I give this little history lesson in order to make the point that even today when we are the only superpower with an $11 trillion economy producing nearly a quarter of all the goods and services on the planet and a pop culture that people can’t get enough of, by virtue of our size alone, we dominate the planet.
There are those who are uncomfortable with that fact. Perhaps you can give us all the benefit of your wisdom and tell us how we could stop “dominating” the planet without tearing our economy to shreds, destroying our culture, causing a worldwide economic catastrophe, and give free rein to every cutthroat, thug, maniac, and butcher who would then seek to take advantage of the fact that the only thing between them and their sick goals is the United Nations.
Oh, you can work around the edges of the problem. The US must work more within the international framework. Fine. Tell it to the people of Darfur where we have consistently tried to the get the United Nations to refer to what is happening there as “genocide” only to be rebuffed. We may yet be forced to intervene there considering the ongoing slaughter and because of every ineffectual and counterproductive thing the UN has done.
Perhaps you think we should radically disarm. Okay, for the sake of argument let’s cut our military by 90%. Just a few jets for air defense, a couple of divisions for homeland security, and perhaps a couple of ships to evacuate our citizens when the world inevitablly blows up. Happy? Good. And the next Tsunami that hits Indonesia or some other natural disaster that the world needs to tend to, we’ll fly a couple of UN bureaucrats out there to help with morale. Since that’s all the help victims of those disasters are going to get for a couple of weeks, let’s hope too many people don’t die because of it.

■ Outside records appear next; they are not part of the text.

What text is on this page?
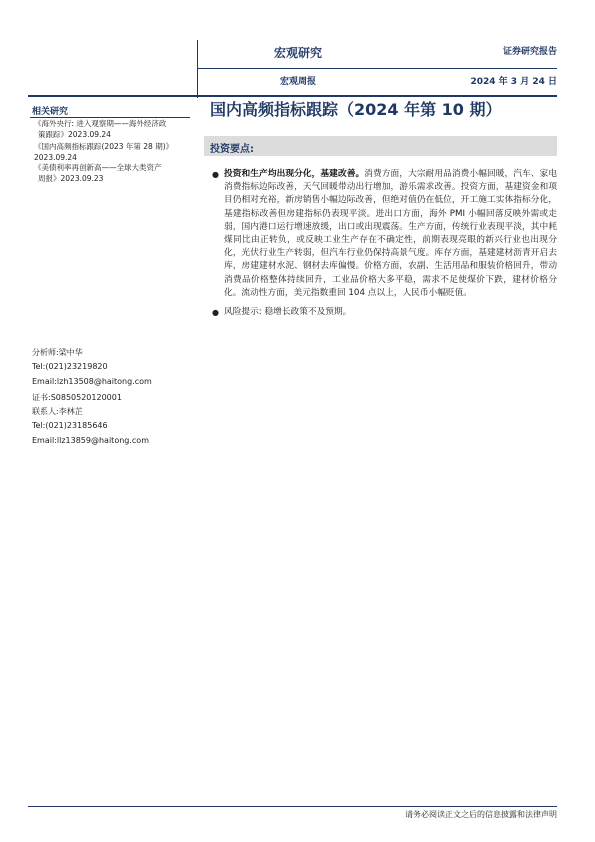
宏观研究
宏观周报
证券研究报告
2024 年 3 月 24 日
国内高频指标跟踪（2024 年第 10 期）
投资要点:
相关研究
《海外央行: 进入观察期——海外经济政
策跟踪》2023.09.24
《国内高频指标跟踪(2023 年第 28 期)》
2023.09.24
《美债利率再创新高——全球大类资产
周报》2023.09.23
分析师:梁中华
Tel:(021)23219820
Email:lzh13508@haitong.com
证书:S0850520120001
联系人:李林芷
Tel:(021)23185646
Email:llz13859@haitong.com
● 投资和生产均出现分化，基建改善。消费方面，大宗耐用品消费小幅回暖，汽车、家电消费指标边际改善，天气回暖带动出行增加，游乐需求改善。投资方面，基建资金和项目仍相对充裕，新房销售小幅边际改善，但绝对值仍在低位，开工施工实体指标分化，基建指标改善但房建指标仍表现平淡。进出口方面，海外 PMI 小幅回落反映外需或走弱，国内港口运行增速放缓，出口或出现震荡。生产方面，传统行业表现平淡，其中耗煤同比由正转负，或反映工业生产存在不确定性，前期表现亮眼的新兴行业也出现分化，光伏行业生产转弱，但汽车行业仍保持高景气度。库存方面，基建建材沥青开启去库，房建建材水泥、钢材去库偏慢。价格方面，农副、生活用品和服装价格回升，带动消费品价格整体持续回升，工业品价格大多平稳，需求不足使煤价下跌，建材价格分化。流动性方面，美元指数重回 104 点以上，人民币小幅贬值。
● 风险提示: 稳增长政策不及预期。
请务必阅读正文之后的信息披露和法律声明
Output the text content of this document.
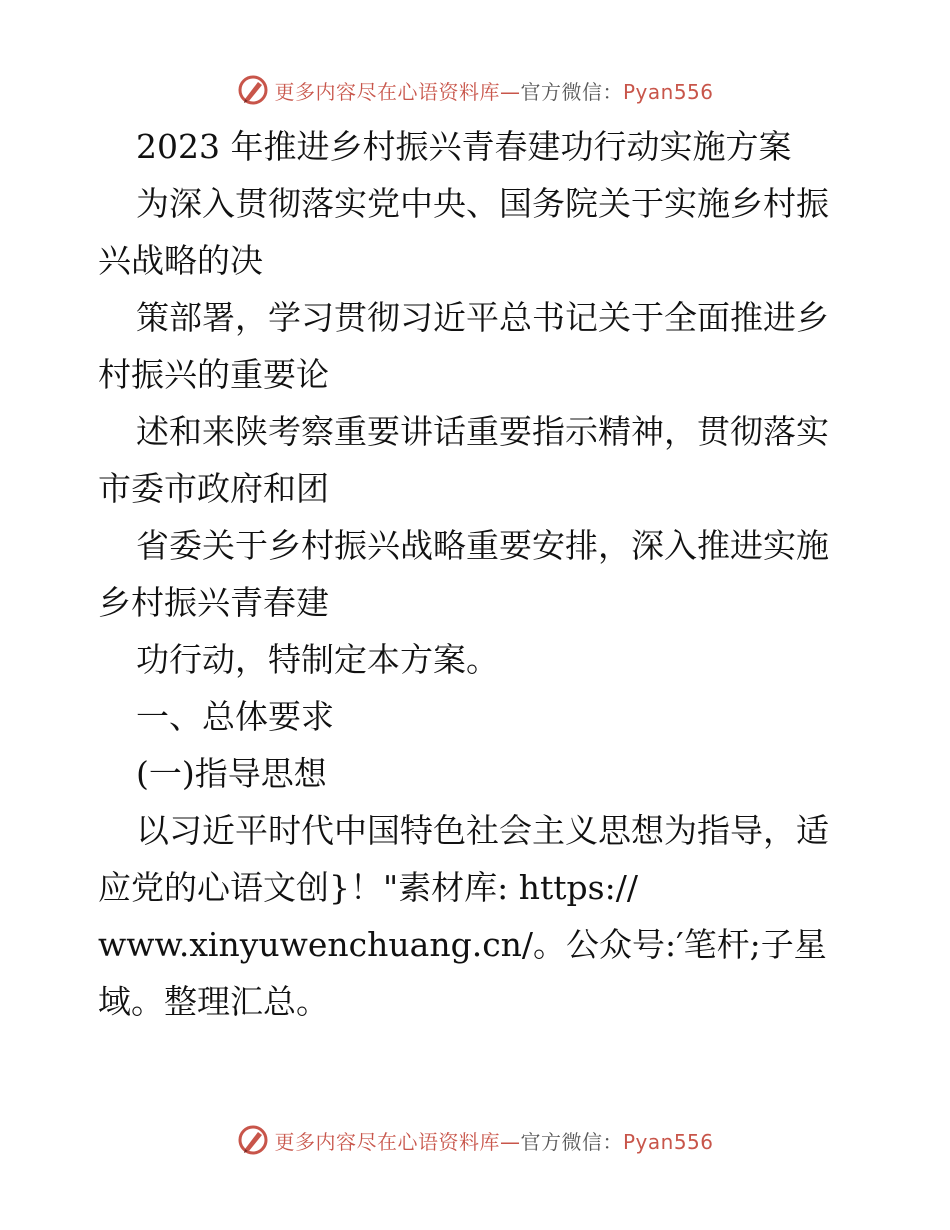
更多内容尽在心语资料库—官方微信：Pyan556

2023 年推进乡村振兴青春建功行动实施方案

为深入贯彻落实党中央、国务院关于实施乡村振

兴战略的决

策部署，学习贯彻习近平总书记关于全面推进乡

村振兴的重要论

述和来陕考察重要讲话重要指示精神，贯彻落实

市委市政府和团

省委关于乡村振兴战略重要安排，深入推进实施

乡村振兴青春建

功行动，特制定本方案。

一、总体要求

(一)指导思想

以习近平时代中国特色社会主义思想为指导，适

应党的心语文创}！"素材库: https://

www.xinyuwenchuang.cn/。公众号:′笔杆;子星

域。整理汇总。

更多内容尽在心语资料库—官方微信：Pyan556
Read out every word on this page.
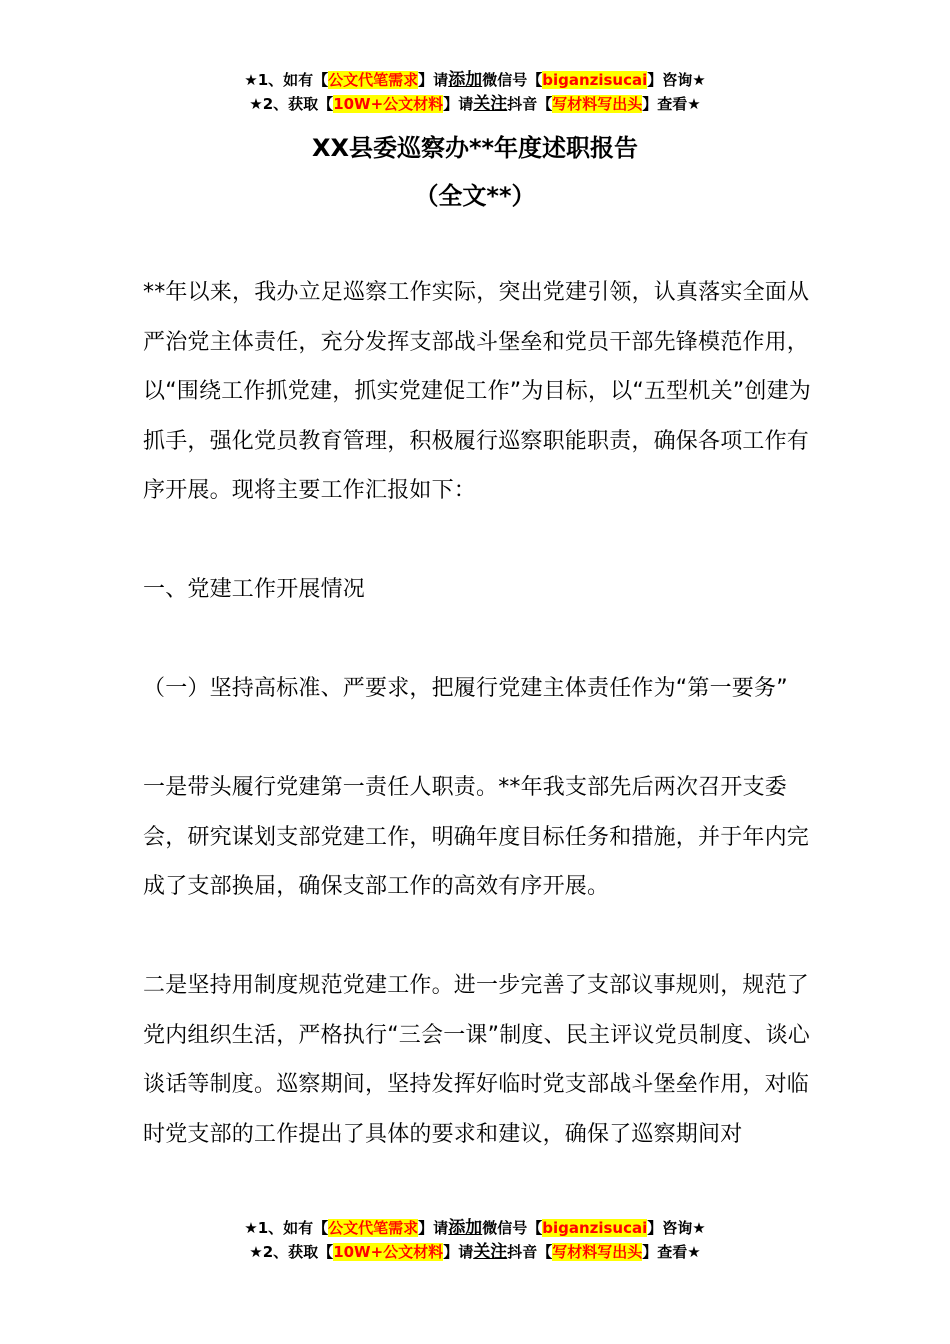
★1、如有【公文代笔需求】请添加微信号【biganzisucai】咨询★
★2、获取【10W+公文材料】请关注抖音【写材料写出头】查看★
XX县委巡察办**年度述职报告
（全文**）

**年以来，我办立足巡察工作实际，突出党建引领，认真落实全面从严治党主体责任，充分发挥支部战斗堡垒和党员干部先锋模范作用，以“围绕工作抓党建，抓实党建促工作”为目标，以“五型机关”创建为抓手，强化党员教育管理，积极履行巡察职能职责，确保各项工作有序开展。现将主要工作汇报如下：

一、党建工作开展情况

（一）坚持高标准、严要求，把履行党建主体责任作为“第一要务”

一是带头履行党建第一责任人职责。**年我支部先后两次召开支委会，研究谋划支部党建工作，明确年度目标任务和措施，并于年内完成了支部换届，确保支部工作的高效有序开展。

二是坚持用制度规范党建工作。进一步完善了支部议事规则，规范了党内组织生活，严格执行“三会一课”制度、民主评议党员制度、谈心谈话等制度。巡察期间，坚持发挥好临时党支部战斗堡垒作用，对临时党支部的工作提出了具体的要求和建议，确保了巡察期间对

★1、如有【公文代笔需求】请添加微信号【biganzisucai】咨询★
★2、获取【10W+公文材料】请关注抖音【写材料写出头】查看★
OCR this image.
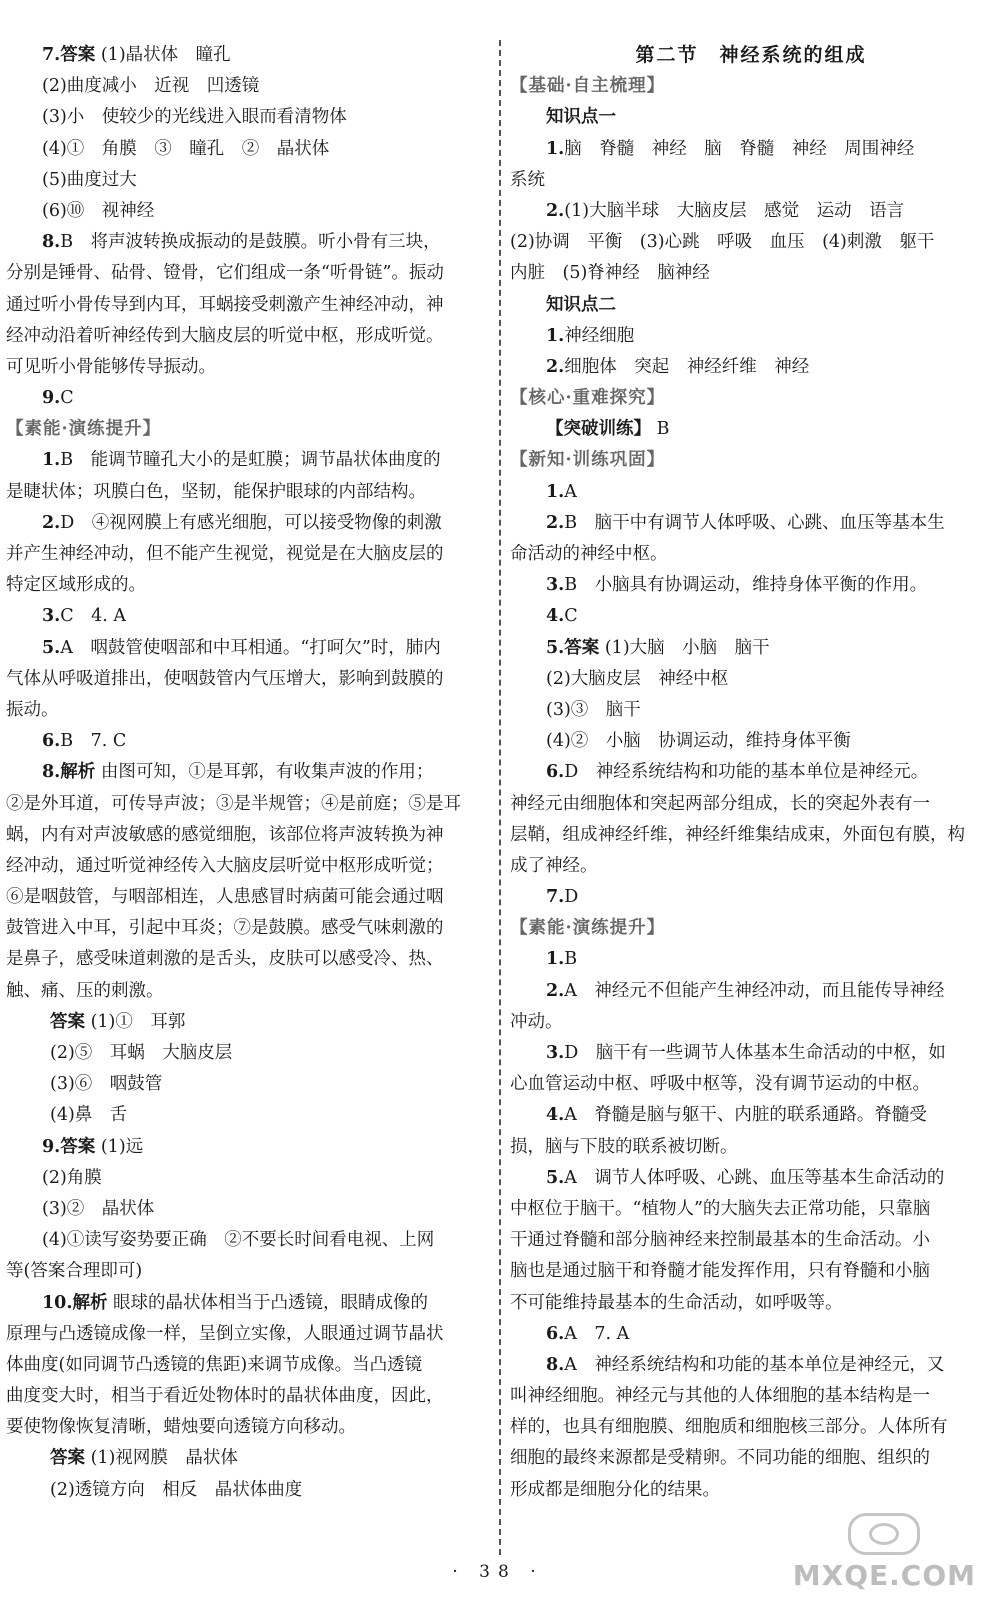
7.答案 (1)晶状体　瞳孔
(2)曲度减小　近视　凹透镜
(3)小　使较少的光线进入眼而看清物体
(4)①　角膜　③　瞳孔　②　晶状体
(5)曲度过大
(6)⑩　视神经
8.B　将声波转换成振动的是鼓膜。听小骨有三块，
分别是锤骨、砧骨、镫骨，它们组成一条“听骨链”。振动
通过听小骨传导到内耳，耳蜗接受刺激产生神经冲动，神
经冲动沿着听神经传到大脑皮层的听觉中枢，形成听觉。
可见听小骨能够传导振动。
9.C
【素能·演练提升】
1.B　能调节瞳孔大小的是虹膜；调节晶状体曲度的
是睫状体；巩膜白色，坚韧，能保护眼球的内部结构。
2.D　④视网膜上有感光细胞，可以接受物像的刺激
并产生神经冲动，但不能产生视觉，视觉是在大脑皮层的
特定区域形成的。
3.C　4. A
5.A　咽鼓管使咽部和中耳相通。“打呵欠”时，肺内
气体从呼吸道排出，使咽鼓管内气压增大，影响到鼓膜的
振动。
6.B　7. C
8.解析 由图可知，①是耳郭，有收集声波的作用；
②是外耳道，可传导声波；③是半规管；④是前庭；⑤是耳
蜗，内有对声波敏感的感觉细胞，该部位将声波转换为神
经冲动，通过听觉神经传入大脑皮层听觉中枢形成听觉；
⑥是咽鼓管，与咽部相连，人患感冒时病菌可能会通过咽
鼓管进入中耳，引起中耳炎；⑦是鼓膜。感受气味刺激的
是鼻子，感受味道刺激的是舌头，皮肤可以感受冷、热、
触、痛、压的刺激。
答案 (1)①　耳郭
(2)⑤　耳蜗　大脑皮层
(3)⑥　咽鼓管
(4)鼻　舌
9.答案 (1)远
(2)角膜
(3)②　晶状体
(4)①读写姿势要正确　②不要长时间看电视、上网
等(答案合理即可)
10.解析 眼球的晶状体相当于凸透镜，眼睛成像的
原理与凸透镜成像一样，呈倒立实像，人眼通过调节晶状
体曲度(如同调节凸透镜的焦距)来调节成像。当凸透镜
曲度变大时，相当于看近处物体时的晶状体曲度，因此，
要使物像恢复清晰，蜡烛要向透镜方向移动。
答案 (1)视网膜　晶状体
(2)透镜方向　相反　晶状体曲度
第二节　神经系统的组成
【基础·自主梳理】
知识点一
1.脑　脊髓　神经　脑　脊髓　神经　周围神经
系统
2.(1)大脑半球　大脑皮层　感觉　运动　语言
(2)协调　平衡　(3)心跳　呼吸　血压　(4)刺激　躯干
内脏　(5)脊神经　脑神经
知识点二
1.神经细胞
2.细胞体　突起　神经纤维　神经
【核心·重难探究】
【突破训练】 B
【新知·训练巩固】
1.A
2.B　脑干中有调节人体呼吸、心跳、血压等基本生
命活动的神经中枢。
3.B　小脑具有协调运动，维持身体平衡的作用。
4.C
5.答案 (1)大脑　小脑　脑干
(2)大脑皮层　神经中枢
(3)③　脑干
(4)②　小脑　协调运动，维持身体平衡
6.D　神经系统结构和功能的基本单位是神经元。
神经元由细胞体和突起两部分组成，长的突起外表有一
层鞘，组成神经纤维，神经纤维集结成束，外面包有膜，构
成了神经。
7.D
【素能·演练提升】
1.B
2.A　神经元不但能产生神经冲动，而且能传导神经
冲动。
3.D　脑干有一些调节人体基本生命活动的中枢，如
心血管运动中枢、呼吸中枢等，没有调节运动的中枢。
4.A　脊髓是脑与躯干、内脏的联系通路。脊髓受
损，脑与下肢的联系被切断。
5.A　调节人体呼吸、心跳、血压等基本生命活动的
中枢位于脑干。“植物人”的大脑失去正常功能，只靠脑
干通过脊髓和部分脑神经来控制最基本的生命活动。小
脑也是通过脑干和脊髓才能发挥作用，只有脊髓和小脑
不可能维持最基本的生命活动，如呼吸等。
6.A　7. A
8.A　神经系统结构和功能的基本单位是神经元，又
叫神经细胞。神经元与其他的人体细胞的基本结构是一
样的，也具有细胞膜、细胞质和细胞核三部分。人体所有
细胞的最终来源都是受精卵。不同功能的细胞、组织的
形成都是细胞分化的结果。
· 38 ·	MXQE.COM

Nor should we worry about the little wars where the bigger neighbor will invade the smaller nation just because there’s no one there to stop them. The idea that UN sanctions would scare off any of these cutthroats is laughable.
What else? Get Hollywood to stop making crappy movies? Or maybe make it impossible for other countries to purchase our music, our movies, TV programs, and other manifestations of the most wildly popular cultural exchange in human history.
Now we’re where the Greenwalds of the world want us to be. No more of this runaway globalization, no more militarism. No more cultural dominance. Just the US taking its rightful place as subservient to the UN and other international bodies. Let the Europeans run the world. They’ve been doing it a long time and experience has to count for something.
I put it to you; for all our faults, foibles, stumbles, good and bad motives thrown in for good measure, the world cannot do without us as we are now. You can have a president that grovels before the UN or the EU. But that won’t change the fact that when the EU’s chestnuts are in the fire, they won’t turn to the French to bail them out. Love us, hate us, spit at us – you can’t ignore us.
Are we an imperialist power? The only people who seem to care are those who wish to call us “imperialists.” For the rest of the world, the US is a fact of life, a force of nature. And, I might add, a welcome sight when the boogyman is knocking at the door or Mother nature goes on a bender.
Can we do it while acting more humbly? Must we be so “arrogant?” Next tyrant we overthrow, we should be sure to apologize before having our military rip his regime a new one. Maybe that will satisfy those who see anything relevant at all in this stupid argument.